Dans le régime alimentaire du renard de Magellan, les graines constituent une part importante, suivies pour l’alimentation carnée des rongeurs locaux et des lapins, le lièvre plus rarement. 

Ainsi on constate que les immigrants herbivores d’Europe, lièvres et lapins redevenus sauvages, sont devenus de facto la proie  de prédilection des carnivores endémiques du plateau andin du Chili, une steppe d’altitude qualifiée de méditerranéenne par les géographes, alors qu’avant l’arrivée des Conquistadores c’étaient le guanaco et la viscache qui était la base de leur alimentation. 

Ces observations sont d’une grande importance eu égard certains projets de « réhabilitation » de la faune native dans cette région des Andes : d’aucuns suggèrent d’éradiquer tout simplement les espèces introduites à l’occasion de la Conquête, en particulier le lièvre et le lapin, pour favoriser le retour et la ré-appropriation des espaces naturels andins par les herbivores indigènes du continent Sud-Américain, guanaco, viscaches et autres rongeurs. Ce projet de « décolonisation animale » s’il voyait le jour, mettrait d’évidence en péril la survie des Carnivores locaux que sont le puma et le renard de Magellan.

Le Chili n’est pas le seul pays qui se soucie de réhabiliter son passé animal, soit en tentant d’éliminer des espèces invasives, soit en réintroduisant des espèces natives victimes de la chasse et de la recherche du profit. 

Cet esprit de « purification animale » n’est pas sans danger d’autant que les moyens d’éradication chimique ou biologique employés d’ordinaire s’avèrent le plus souvent dévastateurs. La triste histoire récente de la propagation de la myxomatose  pour éradiquer le lapin en Europe et ailleurs est là pour le rappeler. 

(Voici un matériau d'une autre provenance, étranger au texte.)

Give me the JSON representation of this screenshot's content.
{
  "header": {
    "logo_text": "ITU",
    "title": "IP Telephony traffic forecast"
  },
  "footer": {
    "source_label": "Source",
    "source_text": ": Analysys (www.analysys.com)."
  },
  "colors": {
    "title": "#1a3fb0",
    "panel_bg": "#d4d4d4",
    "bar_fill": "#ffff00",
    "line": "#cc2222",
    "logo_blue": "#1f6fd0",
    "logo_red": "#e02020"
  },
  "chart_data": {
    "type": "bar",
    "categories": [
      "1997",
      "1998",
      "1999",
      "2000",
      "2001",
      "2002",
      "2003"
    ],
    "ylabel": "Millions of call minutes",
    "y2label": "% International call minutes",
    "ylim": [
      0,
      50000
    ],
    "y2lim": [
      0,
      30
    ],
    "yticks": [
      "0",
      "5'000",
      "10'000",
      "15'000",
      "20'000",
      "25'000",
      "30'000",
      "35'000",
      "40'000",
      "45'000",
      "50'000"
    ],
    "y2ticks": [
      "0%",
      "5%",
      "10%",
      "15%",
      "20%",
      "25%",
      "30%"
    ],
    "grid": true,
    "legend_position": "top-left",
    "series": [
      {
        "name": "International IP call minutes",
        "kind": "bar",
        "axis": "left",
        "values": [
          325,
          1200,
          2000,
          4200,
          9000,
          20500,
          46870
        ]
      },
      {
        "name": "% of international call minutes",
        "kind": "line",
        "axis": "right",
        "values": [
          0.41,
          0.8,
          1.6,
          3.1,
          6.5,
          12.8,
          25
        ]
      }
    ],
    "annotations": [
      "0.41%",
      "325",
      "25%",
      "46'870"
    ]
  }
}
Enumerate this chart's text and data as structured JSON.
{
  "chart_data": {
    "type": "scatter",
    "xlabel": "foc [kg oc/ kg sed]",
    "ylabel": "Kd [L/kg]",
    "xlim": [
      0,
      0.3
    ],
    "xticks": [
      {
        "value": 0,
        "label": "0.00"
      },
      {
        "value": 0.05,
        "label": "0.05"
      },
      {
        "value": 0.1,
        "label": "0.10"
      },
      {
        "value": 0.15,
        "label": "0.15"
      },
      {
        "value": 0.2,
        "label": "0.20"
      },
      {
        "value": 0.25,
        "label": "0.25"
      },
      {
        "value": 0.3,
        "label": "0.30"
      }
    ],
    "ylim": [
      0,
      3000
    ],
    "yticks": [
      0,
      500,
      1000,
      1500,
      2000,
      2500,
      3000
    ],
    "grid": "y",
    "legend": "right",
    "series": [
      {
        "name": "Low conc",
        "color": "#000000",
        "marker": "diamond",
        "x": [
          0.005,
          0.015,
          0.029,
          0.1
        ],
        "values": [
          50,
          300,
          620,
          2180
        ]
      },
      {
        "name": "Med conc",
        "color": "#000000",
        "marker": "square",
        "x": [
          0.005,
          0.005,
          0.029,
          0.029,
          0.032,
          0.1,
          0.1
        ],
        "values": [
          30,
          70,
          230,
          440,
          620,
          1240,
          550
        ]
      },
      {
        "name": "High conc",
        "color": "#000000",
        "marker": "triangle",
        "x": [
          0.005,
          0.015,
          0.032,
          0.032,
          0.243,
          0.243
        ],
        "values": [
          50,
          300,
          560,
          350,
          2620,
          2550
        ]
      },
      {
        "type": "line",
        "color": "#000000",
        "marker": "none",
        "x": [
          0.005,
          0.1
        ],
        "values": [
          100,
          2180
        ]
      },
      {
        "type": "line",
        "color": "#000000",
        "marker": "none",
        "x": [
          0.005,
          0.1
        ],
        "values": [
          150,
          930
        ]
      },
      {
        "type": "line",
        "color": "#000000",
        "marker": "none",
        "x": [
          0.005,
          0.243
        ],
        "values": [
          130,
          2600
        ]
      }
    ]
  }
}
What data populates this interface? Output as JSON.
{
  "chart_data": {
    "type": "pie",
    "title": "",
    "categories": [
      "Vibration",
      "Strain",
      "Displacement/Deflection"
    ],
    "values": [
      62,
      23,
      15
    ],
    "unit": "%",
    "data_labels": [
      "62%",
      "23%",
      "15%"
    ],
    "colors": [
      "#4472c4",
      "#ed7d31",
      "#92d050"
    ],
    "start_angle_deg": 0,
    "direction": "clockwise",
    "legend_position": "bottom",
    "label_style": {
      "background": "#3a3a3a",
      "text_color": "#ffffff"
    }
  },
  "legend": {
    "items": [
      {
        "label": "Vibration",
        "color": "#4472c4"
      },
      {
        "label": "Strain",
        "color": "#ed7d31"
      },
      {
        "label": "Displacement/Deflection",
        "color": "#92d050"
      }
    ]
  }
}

Dans d’autres circonstances, on a tenté avec plus ou moins de succès de réintroduire par exemple chez nous l’ours, au Royaume Uni le castor. Avec des succès mitigés. Et surtout des controverses sans fin entre  faux et vrais amis des bêtes, ou prétendus tels.. 

Faisons plutôt confiance à la Nature, la vraie, celle qui fait sortir le loup du bois pour reconquérir les paysages dont on l’avait chassé. http://www.scilogs.fr/histoires-de-mammiferes/loups-sans-frontieres/

 La meilleure gestion de notre environnement animal devrait se réduire à une vigilante indifférence. Et surtout à l’interdiction de ces deux « sports de loisir » meurtriers, la chasse et la pêche.